それで、本当に徐福がそんな各地に足跡を残したのか? 徐福は日本一周、秦日友好の航海をやったのか? それもまた謎です。だって徐福伝説そのものは中国の正規の歴史書に書いてあるんだから、漢文が読める人が居て、「そういえばじいちゃんの話では、昔あそこの浜に得体の知れないヨソ者が流れ着いたそうだ。」という昔話があれば、「もしかしたら徐福が辿り着いたのはあそこじゃないのか?」ってなりますもん。証拠なんか要らない。伝言ゲームと同じです。
でね。こういった伝言ゲームのネタとしてこそ徐福の真価があるんだと思うんですよ。うろ覚えの昔話や噂話と徐福という名前が結びつく事で、無数の想像(あるいは妄想)が生み出されて来た。しまいには「徐福は北アメリカに渡ってネイティブ・アメリカンになった」なんて学説まで唱える人が出てくる位。内田正洋さんも「日本に来た徐福の船団はダブルカヌーを使っていたかもしれない(だから徐福の末裔が日本列島経由でポリネシア人になったかもしれない)。」といったように想像の翼を羽ばたかせておられますしね。
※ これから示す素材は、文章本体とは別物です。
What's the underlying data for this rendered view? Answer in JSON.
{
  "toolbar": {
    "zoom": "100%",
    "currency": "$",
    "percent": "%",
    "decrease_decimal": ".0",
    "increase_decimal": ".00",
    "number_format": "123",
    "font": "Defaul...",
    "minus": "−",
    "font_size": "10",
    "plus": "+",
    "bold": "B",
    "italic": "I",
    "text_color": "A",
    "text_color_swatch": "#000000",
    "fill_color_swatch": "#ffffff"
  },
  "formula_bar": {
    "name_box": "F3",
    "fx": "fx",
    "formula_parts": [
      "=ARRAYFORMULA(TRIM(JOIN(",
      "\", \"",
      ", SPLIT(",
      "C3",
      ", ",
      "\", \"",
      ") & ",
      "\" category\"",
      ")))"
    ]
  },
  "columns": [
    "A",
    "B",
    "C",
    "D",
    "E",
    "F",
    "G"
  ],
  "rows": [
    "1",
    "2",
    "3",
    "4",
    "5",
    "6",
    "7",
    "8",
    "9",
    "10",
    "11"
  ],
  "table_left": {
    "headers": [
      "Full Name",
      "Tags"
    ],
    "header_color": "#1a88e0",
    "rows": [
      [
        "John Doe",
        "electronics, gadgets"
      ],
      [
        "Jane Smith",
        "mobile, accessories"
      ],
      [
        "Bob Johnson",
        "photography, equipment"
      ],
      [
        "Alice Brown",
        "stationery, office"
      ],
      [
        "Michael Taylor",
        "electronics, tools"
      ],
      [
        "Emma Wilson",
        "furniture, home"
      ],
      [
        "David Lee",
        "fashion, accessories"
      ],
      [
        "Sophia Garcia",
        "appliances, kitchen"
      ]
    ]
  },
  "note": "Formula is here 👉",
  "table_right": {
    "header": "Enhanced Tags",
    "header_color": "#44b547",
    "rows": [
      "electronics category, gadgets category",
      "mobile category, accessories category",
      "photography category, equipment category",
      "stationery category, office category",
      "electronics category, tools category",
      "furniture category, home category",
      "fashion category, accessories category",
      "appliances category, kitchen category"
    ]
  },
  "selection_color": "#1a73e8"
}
こういった、殆ど何も根拠が無いような所から、想像力を働かせて豊かな物語を生み出していけるのが、人間の凄いところです。中国の史書に記された、今だったらまとめてもA4の紙2枚でプリント出来てしまうような記述から、まさに無数の伝承や想像が生まれ続けている。そして、そういった伝承や想像には、それを語った人々の願いや思いが込められているんです。私たちは、そういった伝承や想像を見る事で、人々が徐福に託してどんなロマンを求めて来たのか知る事が出来る。
孫権は、徐福伝説に、戦争をやるための兵隊の補給源を見ました。かつて日本各地で徐福伝説を語った人々は、「自分たちの祖先が中国から渡ってきた特別な人々であって欲しい」という願いを胸に秘めていました。徐福がアメリカに行ったという人は、「中国人はコロンブスより偉い」事を論証しようとしました。内田正洋さんは、「ポリネシア人の祖先は日本列島人であって欲しい」という希望を徐福伝説に託しました。
徐福伝説もまた、人間とは何か、どんな存在なのかを私たちが学ぶための、素晴らしい教材なんですね。